Racial disparities in autism prevalence and age of autism diagnosis have been highlighted in the autism community for years. Previous research showed that White children were approximately 19% more likely than Black children and 65% more likely than Hispanic children to be diagnosed with autism. Recently published research in JAMA reveals these disparities may be disappearing. The team behind this current study analyzed data from Cosmos, a Health Insurance Portability and Accountability Act–defined limited data set using deidentified electronic health record (EHR) data from more than 140 million patients across 50 states. They determined the median age of diagnosis across racial and ethnic groups by examing the EHR data for patients aged eight years with an autism diagnosis by 2021. The study population included almost 1.5 million patients (4% Asian or Other Pacific Islander, 18% Black, 21% Hispanic, and 56% White). In 2017, the prevalence rate of autism diagnosis in Black children was 2.05% compared with 2.30% for White children. However, four years later, in 2021, the prevalence rate in Black children was 4.01% compared with 3.89% in White children. Ultimately, the authors found that the age of diagnosis was consistent across racial and ethnic groups.
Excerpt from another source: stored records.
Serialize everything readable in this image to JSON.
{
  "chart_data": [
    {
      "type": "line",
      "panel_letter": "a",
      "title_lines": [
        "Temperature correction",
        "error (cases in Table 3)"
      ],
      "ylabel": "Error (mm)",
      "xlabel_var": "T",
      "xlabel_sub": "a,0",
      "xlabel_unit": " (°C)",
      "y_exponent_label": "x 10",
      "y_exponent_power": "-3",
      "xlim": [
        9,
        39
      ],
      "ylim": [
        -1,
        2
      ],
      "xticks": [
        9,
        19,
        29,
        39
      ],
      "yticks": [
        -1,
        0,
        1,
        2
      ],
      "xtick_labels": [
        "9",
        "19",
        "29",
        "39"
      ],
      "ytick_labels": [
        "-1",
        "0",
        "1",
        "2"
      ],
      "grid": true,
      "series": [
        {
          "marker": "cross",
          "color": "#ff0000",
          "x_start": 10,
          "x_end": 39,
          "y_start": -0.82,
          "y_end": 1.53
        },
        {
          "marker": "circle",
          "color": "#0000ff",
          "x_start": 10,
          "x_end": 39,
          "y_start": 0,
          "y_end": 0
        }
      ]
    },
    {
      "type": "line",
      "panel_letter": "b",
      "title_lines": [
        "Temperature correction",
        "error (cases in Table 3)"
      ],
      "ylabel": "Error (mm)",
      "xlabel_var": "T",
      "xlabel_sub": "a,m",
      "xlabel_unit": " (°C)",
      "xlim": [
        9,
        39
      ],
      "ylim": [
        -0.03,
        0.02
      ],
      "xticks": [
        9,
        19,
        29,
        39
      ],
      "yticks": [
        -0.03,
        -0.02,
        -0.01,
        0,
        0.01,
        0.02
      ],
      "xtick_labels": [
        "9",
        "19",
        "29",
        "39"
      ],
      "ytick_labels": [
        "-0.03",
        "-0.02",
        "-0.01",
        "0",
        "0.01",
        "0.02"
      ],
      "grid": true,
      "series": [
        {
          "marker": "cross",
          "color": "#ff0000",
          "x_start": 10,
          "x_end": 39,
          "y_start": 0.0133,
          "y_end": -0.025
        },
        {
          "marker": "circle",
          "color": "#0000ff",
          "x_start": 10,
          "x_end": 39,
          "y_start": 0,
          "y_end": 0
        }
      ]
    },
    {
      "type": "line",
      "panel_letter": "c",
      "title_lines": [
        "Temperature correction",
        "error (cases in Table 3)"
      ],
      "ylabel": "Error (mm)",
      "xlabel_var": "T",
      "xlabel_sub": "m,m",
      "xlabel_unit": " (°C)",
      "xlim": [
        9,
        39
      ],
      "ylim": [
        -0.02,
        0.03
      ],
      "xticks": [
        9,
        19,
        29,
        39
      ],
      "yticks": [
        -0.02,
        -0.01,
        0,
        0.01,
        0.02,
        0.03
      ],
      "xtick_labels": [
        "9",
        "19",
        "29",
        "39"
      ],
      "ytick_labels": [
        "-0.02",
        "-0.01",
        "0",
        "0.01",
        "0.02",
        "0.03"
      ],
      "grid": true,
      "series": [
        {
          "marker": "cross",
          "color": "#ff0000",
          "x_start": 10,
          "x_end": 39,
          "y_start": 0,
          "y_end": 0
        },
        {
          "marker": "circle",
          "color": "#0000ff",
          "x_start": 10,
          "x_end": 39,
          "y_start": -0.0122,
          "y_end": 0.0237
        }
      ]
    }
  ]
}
At the end of the study period, the median age at diagnosis in all groups was between 4.4 and 4.9 years, with the youngest mean age at diagnosis of 4.49 years in Asian children and the oldest mean age of 4.97 years in White children. The estimate for Black children was 4.89 years, and for Hispanic children was 4.77 years. The authors suggest that the improvement in these racial and ethnic disparities could be due to more effective outreach to underserved communities and efforts to improve autism screenings overall.